Though at the time she said this I was not writing much, it was as if a gong went off in my heart. It was true—it was all too true. I knew of so many book-starters, but not many finishers. And I knew I personally was well on my way to joining that crowd, despite the years of childhood dreams and determination. 

For as long as I could remember I had been writing stories. Before I even knew how to read or write, I created books by drawing countless pictures. Lengthy, detailed stories told in artwork, I would then staple the papers together into a book and “read” it aloud from memory to anyone and everyone who would stand still long enough to listen.

As I learned how to write, much of my time was dedicated to handwriting dozens and dozens of stories. At age 11 I proudly finished a handwritten 30-page-long story—the first one of any great length that I remember actually finishing. When I was 12, I rewrote this same book, still by hand, and this time the book completed at 120 pages. Over the next couple years, I learned how to use a computer and began furiously creating, typing, and finishing books, all around 100 pages long. There was no doubt in my mind that I wanted to be an author and when, at age 14, I began the process of writing what would become The Mark of Fire Series, neither any doubt in my mind what I wanted to write about.  

So how could I—all these years later, talking to my parents’ old friend at that awkward party—have let myself start on the slippery slope of being one of the writers who never finished? 

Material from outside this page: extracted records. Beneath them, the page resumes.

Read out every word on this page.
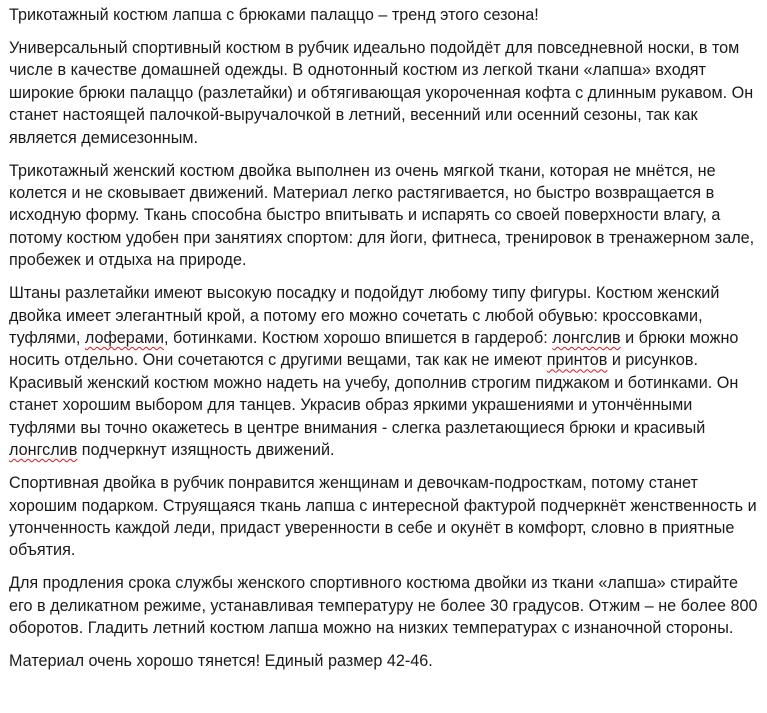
Трикотажный костюм лапша с брюками палаццо – тренд этого сезона!

Универсальный спортивный костюм в рубчик идеально подойдёт для повседневной носки, в том
числе в качестве домашней одежды. В однотонный костюм из легкой ткани «лапша» входят
широкие брюки палаццо (разлетайки) и обтягивающая укороченная кофта с длинным рукавом. Он
станет настоящей палочкой-выручалочкой в летний, весенний или осенний сезоны, так как
является демисезонным.

Трикотажный женский костюм двойка выполнен из очень мягкой ткани, которая не мнётся, не
колется и не сковывает движений. Материал легко растягивается, но быстро возвращается в
исходную форму. Ткань способна быстро впитывать и испарять со своей поверхности влагу, а
потому костюм удобен при занятиях спортом: для йоги, фитнеса, тренировок в тренажерном зале,
пробежек и отдыха на природе.

Штаны разлетайки имеют высокую посадку и подойдут любому типу фигуры. Костюм женский
двойка имеет элегантный крой, а потому его можно сочетать с любой обувью: кроссовками,
туфлями, лоферами, ботинками. Костюм хорошо впишется в гардероб: лонгслив и брюки можно
носить отдельно. Они сочетаются с другими вещами, так как не имеют принтов и рисунков.
Красивый женский костюм можно надеть на учебу, дополнив строгим пиджаком и ботинками. Он
станет хорошим выбором для танцев. Украсив образ яркими украшениями и утончёнными
туфлями вы точно окажетесь в центре внимания - слегка разлетающиеся брюки и красивый
лонгслив подчеркнут изящность движений.

Спортивная двойка в рубчик понравится женщинам и девочкам-подросткам, потому станет
хорошим подарком. Струящаяся ткань лапша с интересной фактурой подчеркнёт женственность и
утонченность каждой леди, придаст уверенности в себе и окунёт в комфорт, словно в приятные
объятия.

Для продления срока службы женского спортивного костюма двойки из ткани «лапша» стирайте
его в деликатном режиме, устанавливая температуру не более 30 градусов. Отжим – не более 800
оборотов. Гладить летний костюм лапша можно на низких температурах с изнаночной стороны.

Материал очень хорошо тянется! Единый размер 42-46.
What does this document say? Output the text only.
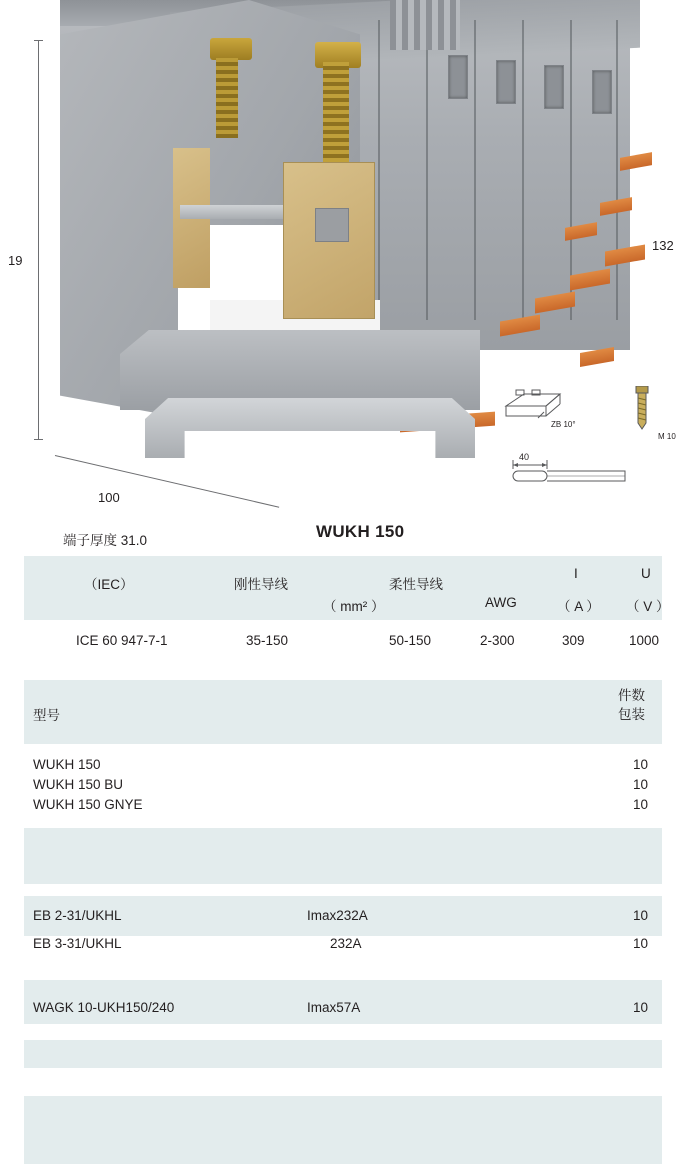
19
132
100
ZB 10°
M 10
40
端子厚度 31.0	WUKH 150
（IEC）	刚性导线	柔性导线
I	U
（ mm² ）	AWG	（ A ） （ V ）
ICE 60 947-7-1	35-150	50-150	2-300	309	1000
型号
件数
包装
WUKH 150	10
WUKH 150 BU	10
WUKH 150 GNYE	10
EB 2-31/UKHL	Imax232A	10
EB 3-31/UKHL	232A	10
WAGK 10-UKH150/240	Imax57A	10
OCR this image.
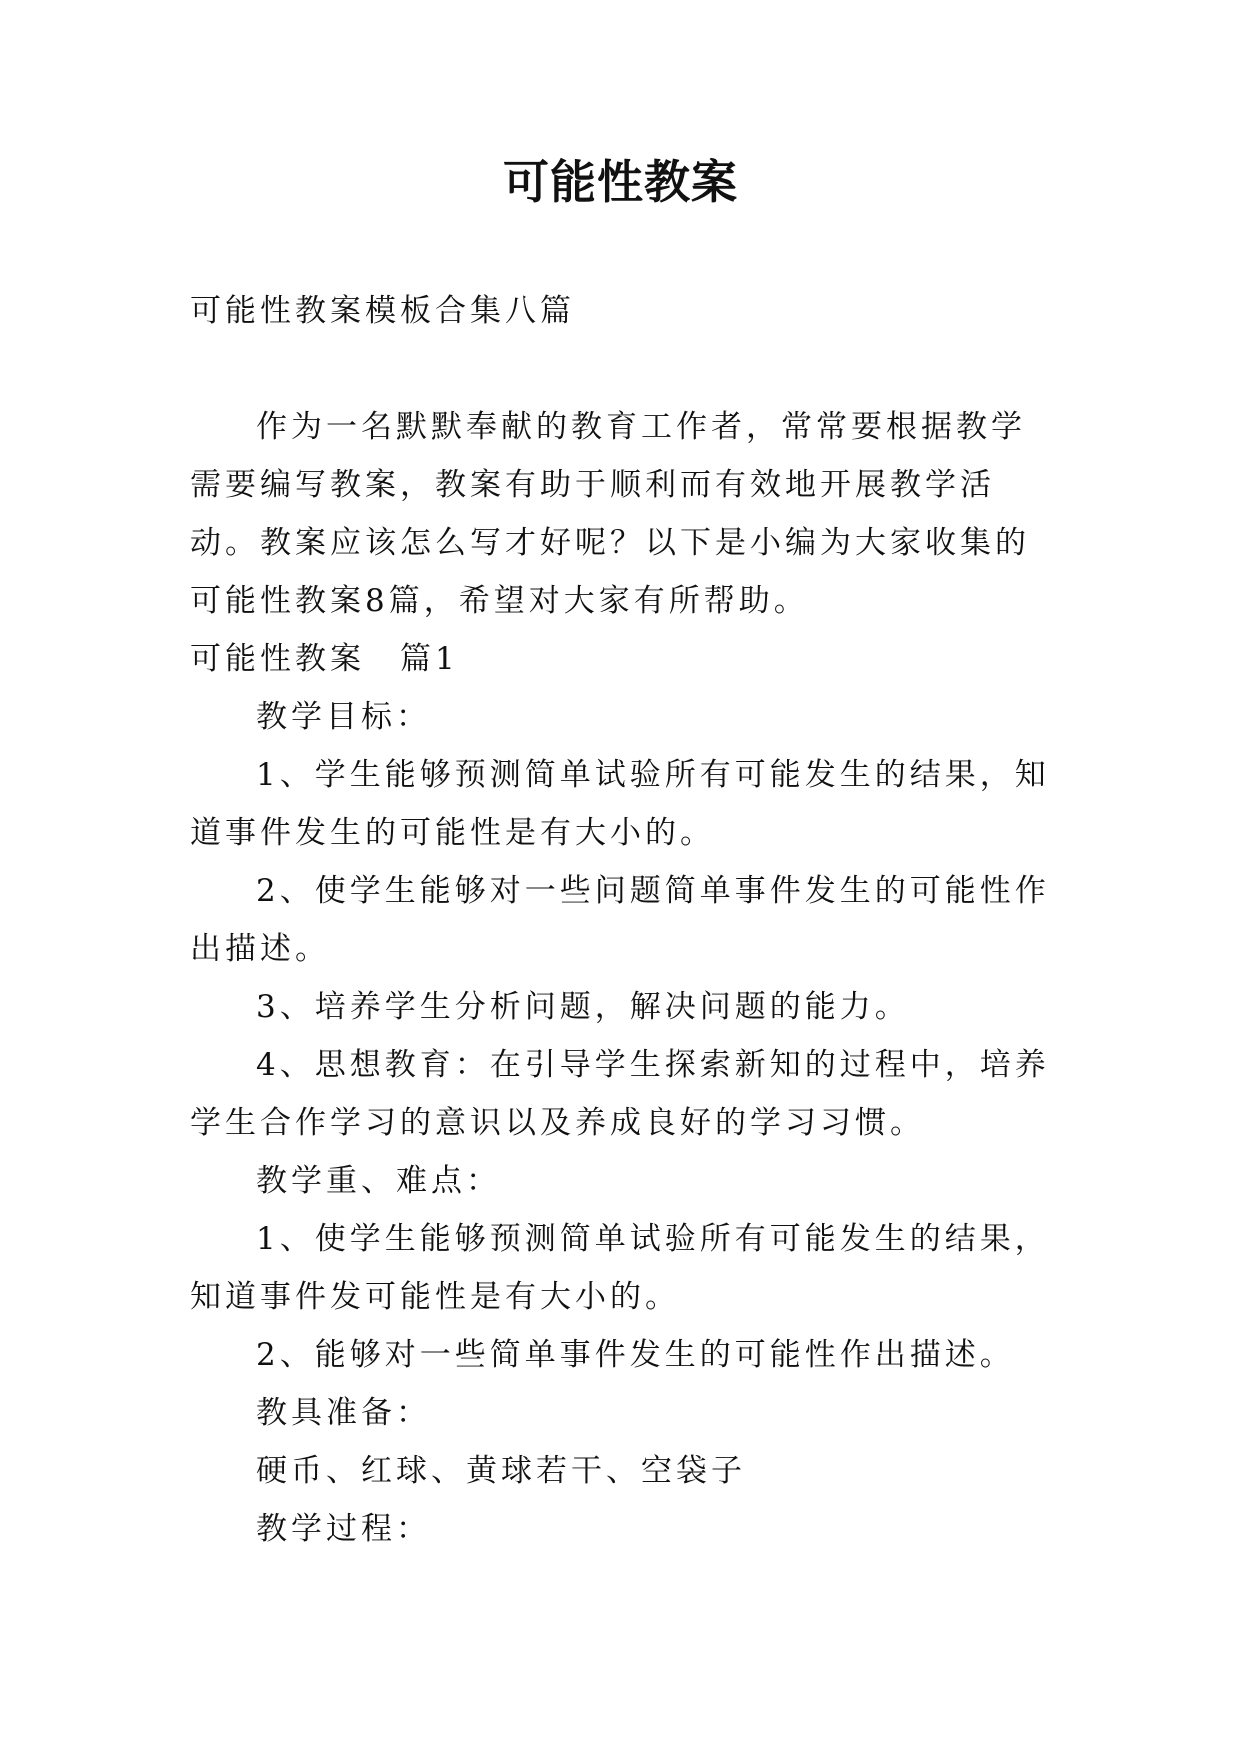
可能性教案

可能性教案模板合集八篇

作为一名默默奉献的教育工作者，常常要根据教学需要编写教案，教案有助于顺利而有效地开展教学活动。教案应该怎么写才好呢？以下是小编为大家收集的可能性教案8篇，希望对大家有所帮助。

可能性教案　篇1

教学目标：

1、学生能够预测简单试验所有可能发生的结果，知道事件发生的可能性是有大小的。

2、使学生能够对一些问题简单事件发生的可能性作出描述。

3、培养学生分析问题，解决问题的能力。

4、思想教育：在引导学生探索新知的过程中，培养学生合作学习的意识以及养成良好的学习习惯。

教学重、难点：

1、使学生能够预测简单试验所有可能发生的结果，知道事件发可能性是有大小的。

2、能够对一些简单事件发生的可能性作出描述。

教具准备：

硬币、红球、黄球若干、空袋子

教学过程：
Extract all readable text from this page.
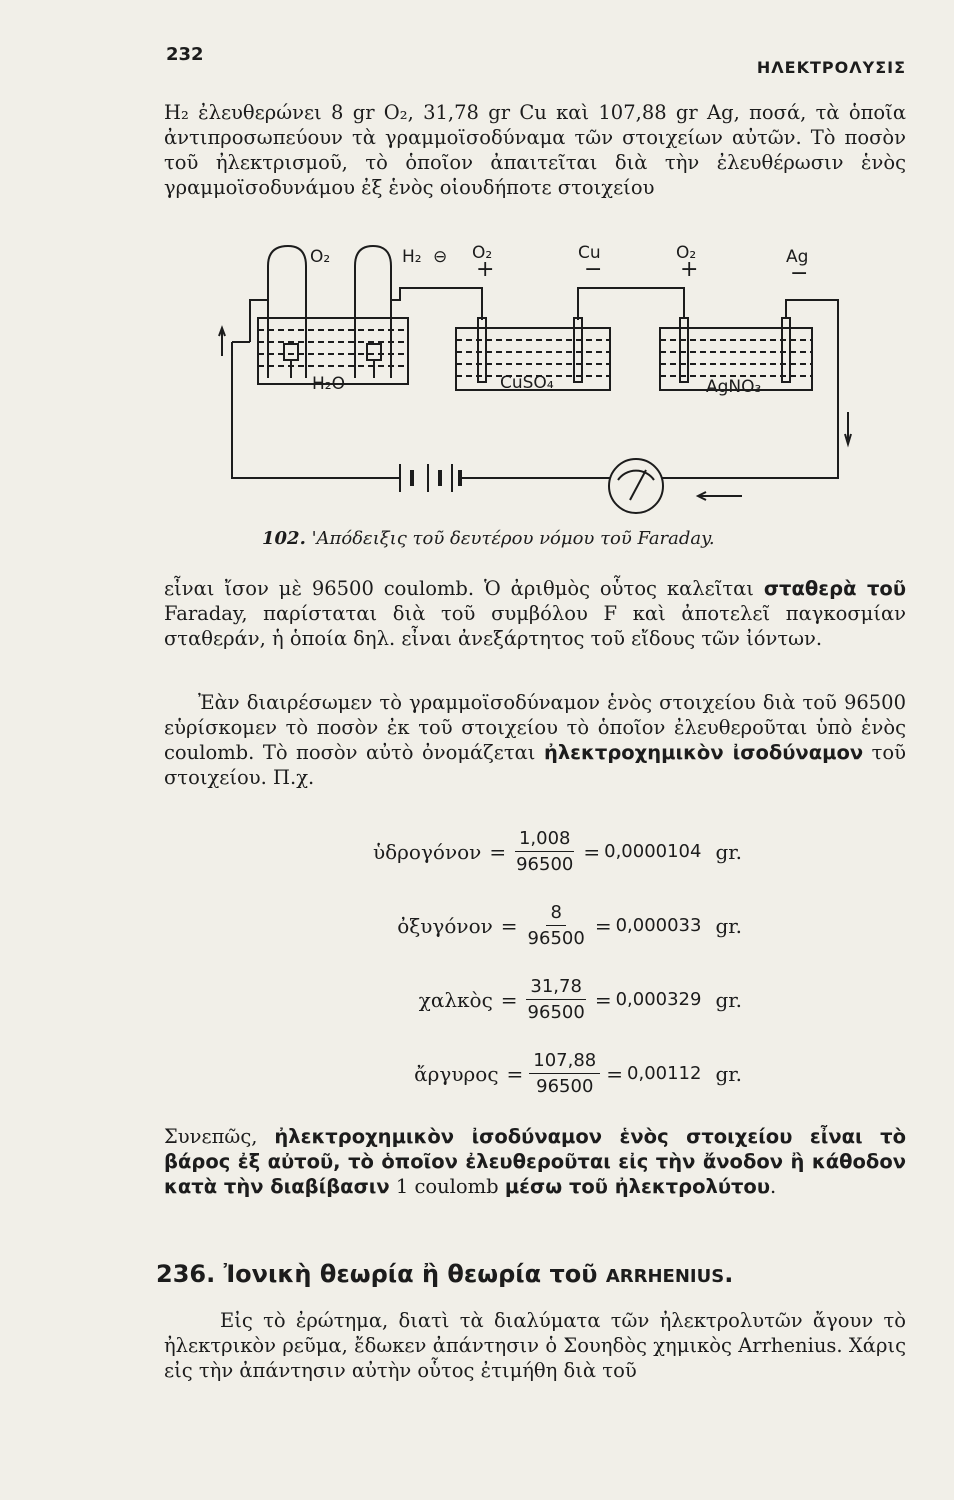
232
ΗΛΕΚΤΡΟΛΥΣΙΣ
H₂ ἐλευθερώνει 8 gr O₂, 31,78 gr Cu καὶ 107,88 gr Ag, ποσά, τὰ ὁποῖα ἀντιπροσωπεύουν τὰ γραμμοϊσοδύναμα τῶν στοιχείων αὐτῶν. Τὸ ποσὸν τοῦ ἠλεκτρισμοῦ, τὸ ὁποῖον ἀπαιτεῖται διὰ τὴν ἐλευθέρωσιν ἑνὸς γραμμοϊσοδυνάμου ἐξ ἑνὸς οἱουδήποτε στοιχείου
O₂	H₂ ⊖ O₂
+
Cu
−
O₂
+	Ag
−
H₂O	CuSO₄	AgNO₃
102. 'Απόδειξις τοῦ δευτέρου νόμου τοῦ Faraday.
εἶναι ἴσον μὲ 96500 coulomb. Ὁ ἀριθμὸς οὗτος καλεῖται σταθερὰ τοῦ Faraday, παρίσταται διὰ τοῦ συμβόλου F καὶ ἀποτελεῖ παγκοσμίαν σταθεράν, ἡ ὁποία δηλ. εἶναι ἀνεξάρτητος τοῦ εἴδους τῶν ἰόντων.
Ἐὰν διαιρέσωμεν τὸ γραμμοϊσοδύναμον ἑνὸς στοιχείου διὰ τοῦ 96500 εὑρίσκομεν τὸ ποσὸν ἐκ τοῦ στοιχείου τὸ ὁποῖον ἐλευθεροῦται ὑπὸ ἑνὸς coulomb. Τὸ ποσὸν αὐτὸ ὀνομάζεται ἠλεκτροχημικὸν ἰσοδύναμον τοῦ στοιχείου. Π.χ.
ὑδρογόνον = $\frac{1,008}{96500} = 0,0000104$ gr.
ὀξυγόνον = $\frac{8}{96500} = 0,000033$ gr.
χαλκὸς = $\frac{31,78}{96500} = 0,000329$ gr.
ἄργυρος = $\frac{107,88}{96500} = 0,00112$ gr.
Συνεπῶς, ἠλεκτροχημικὸν ἰσοδύναμον ἑνὸς στοιχείου εἶναι τὸ βάρος ἐξ αὐτοῦ, τὸ ὁποῖον ἐλευθεροῦται εἰς τὴν ἄνοδον ἢ κάθοδον κατὰ τὴν διαβίβασιν 1 coulomb μέσω τοῦ ἠλεκτρολύτου.
236. Ἰονικὴ θεωρία ἢ θεωρία τοῦ ARRHENIUS.
Εἰς τὸ ἐρώτημα, διατὶ τὰ διαλύματα τῶν ἠλεκτρολυτῶν ἄγουν τὸ ἠλεκτρικὸν ρεῦμα, ἔδωκεν ἀπάντησιν ὁ Σουηδὸς χημικὸς Arrhenius. Χάρις εἰς τὴν ἀπάντησιν αὐτὴν οὗτος ἐτιμήθη διὰ τοῦ
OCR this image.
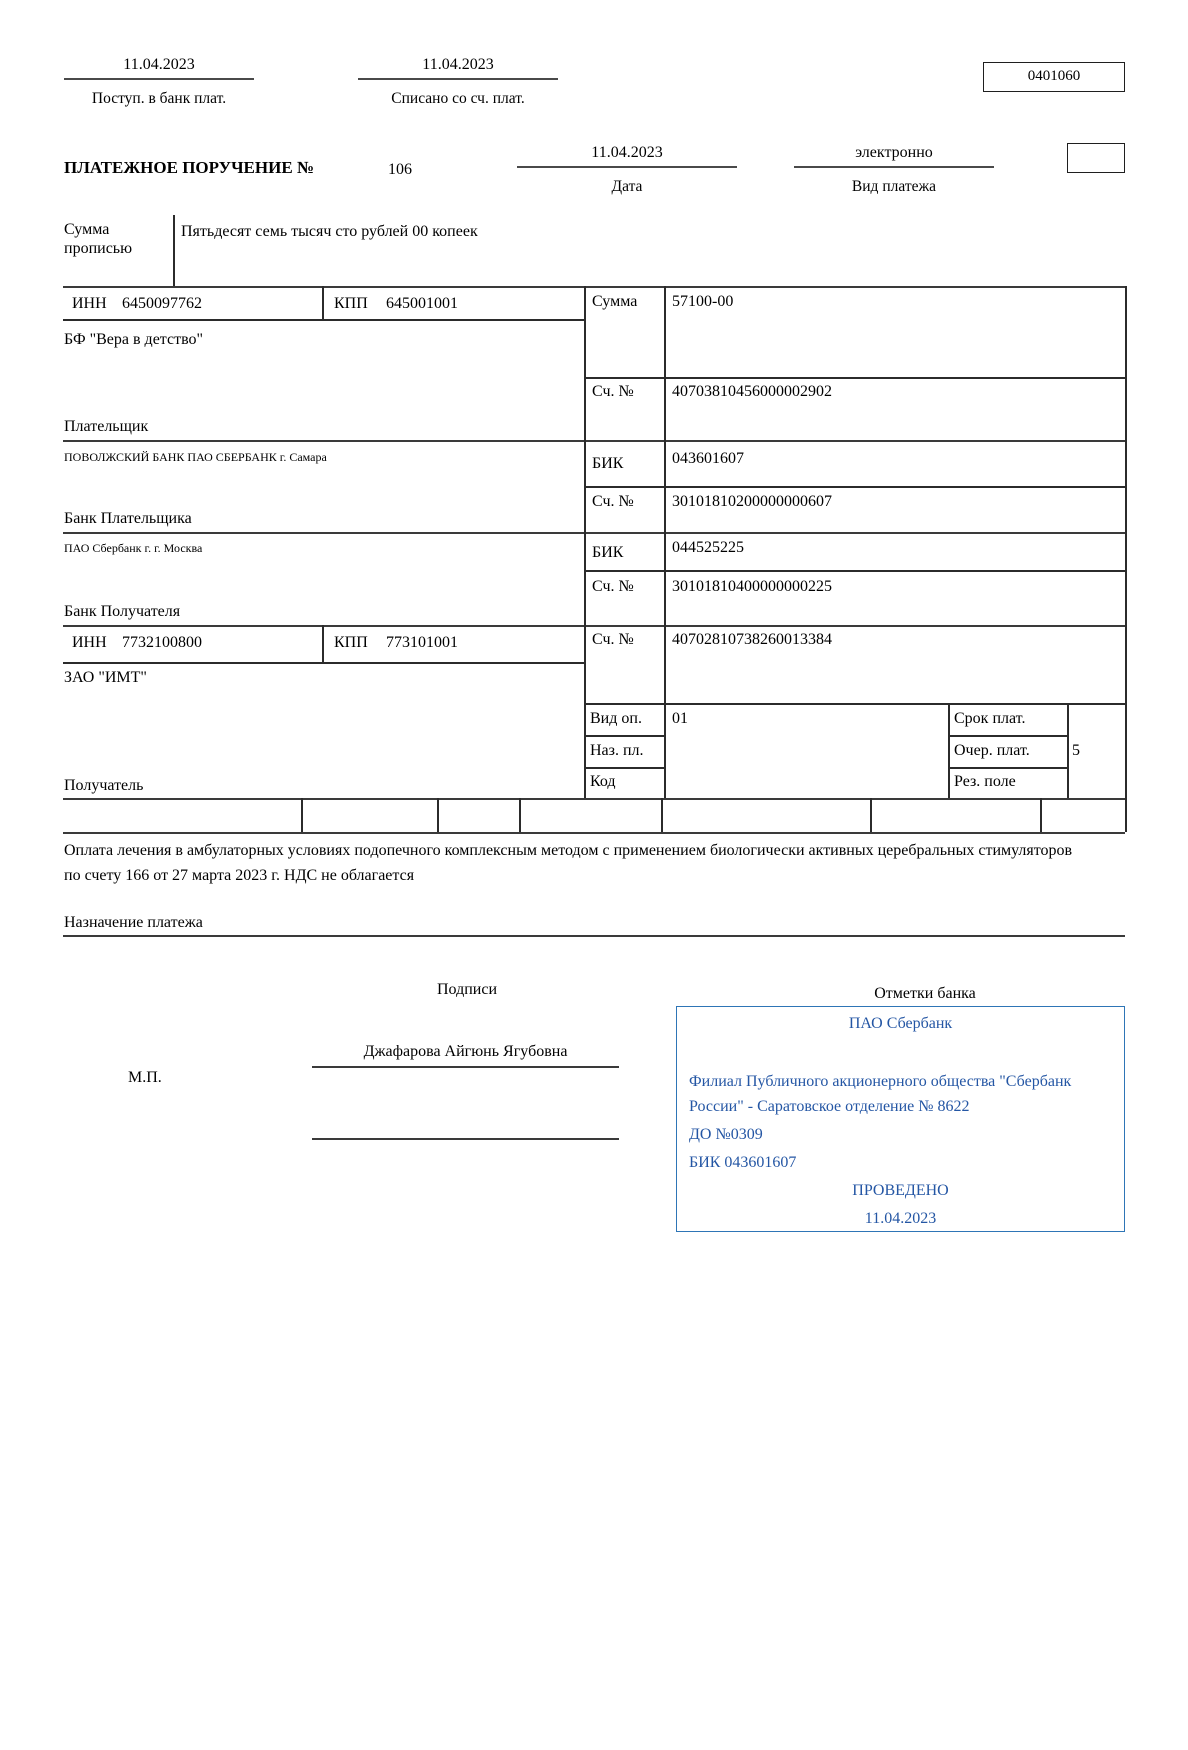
11.04.2023
Поступ. в банк плат.
11.04.2023
Списано со сч. плат.
0401060
ПЛАТЕЖНОЕ ПОРУЧЕНИЕ №	106
11.04.2023
Дата
электронно
Вид платежа
Сумма прописью
Пятьдесят семь тысяч сто рублей 00 копеек
ИНН 6450097762	КПП 645001001	Сумма 57100-00
БФ "Вера в детство"
Сч. № 40703810456000002902
Плательщик
ПОВОЛЖСКИЙ БАНК ПАО СБЕРБАНК г. Самара	БИК	043601607
Сч. № 30101810200000000607
Банк Плательщика
ПАО Сбербанк г. г. Москва	БИК	044525225
Сч. № 30101810400000000225
Банк Получателя
ИНН 7732100800	КПП 773101001	Сч. № 40702810738260013384
ЗАО "ИМТ"
Вид оп. 01	Срок плат.
Наз. пл.	Очер. плат.	5
Код	Рез. поле
Получатель
Оплата лечения в амбулаторных условиях подопечного комплексным методом с применением биологически активных церебральных стимуляторов
по счету 166 от 27 марта 2023 г. НДС не облагается
Назначение платежа
Подписи	Отметки банка
Джафарова Айгюнь Ягубовна
М.П.
ПАО Сбербанк
Филиал Публичного акционерного общества "Сбербанк
России" - Саратовское отделение № 8622
ДО №0309
БИК 043601607
ПРОВЕДЕНО
11.04.2023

That day, though I had no idea how or when I was going to do it, a steely resolution rose inside me at the words of this semi-stranger in a chance encounter. I would not be one of the writers who always wished they had pursued their dream, but never did.

It certainly wasn’t immediate, and it certainly wasn’t easy, but over the next couple years I dove back into writing the story I loved, with a quiet determination that I would see it through to publication. And I am immensely grateful for the people in my life who made sure it happened, because, determination or not, there is no way I could have done it alone. It took my mom telling me it was time to stop being a perfectionist and get my book to a publisher whether I thought it was ready or not; it took my bestie pushing me to contact the editor she knew to get my book appraised; it took encouragement and help and work from friends and family to climb the mountain of publication; and it took one sentence from an old lady to put the resolution back in me.

Why do I share this story with you? 

Well, you might not be a writer, but you probably have a dream. Or maybe you used to, and your passion to go after it just needs to be rekindled. 

One of my dreams is that through writing my books, I can help encourage others to not quit in going after their dreams—whatever they are! At some point or other we probably need someone to give us a little push to help us keep going; after all, fighting for your dream is no cakewalk! 

I hope that this blog has helped you with that. As someone wise once said: “Don’t let yourself be one of those people who always is writing a book and never finishes it.”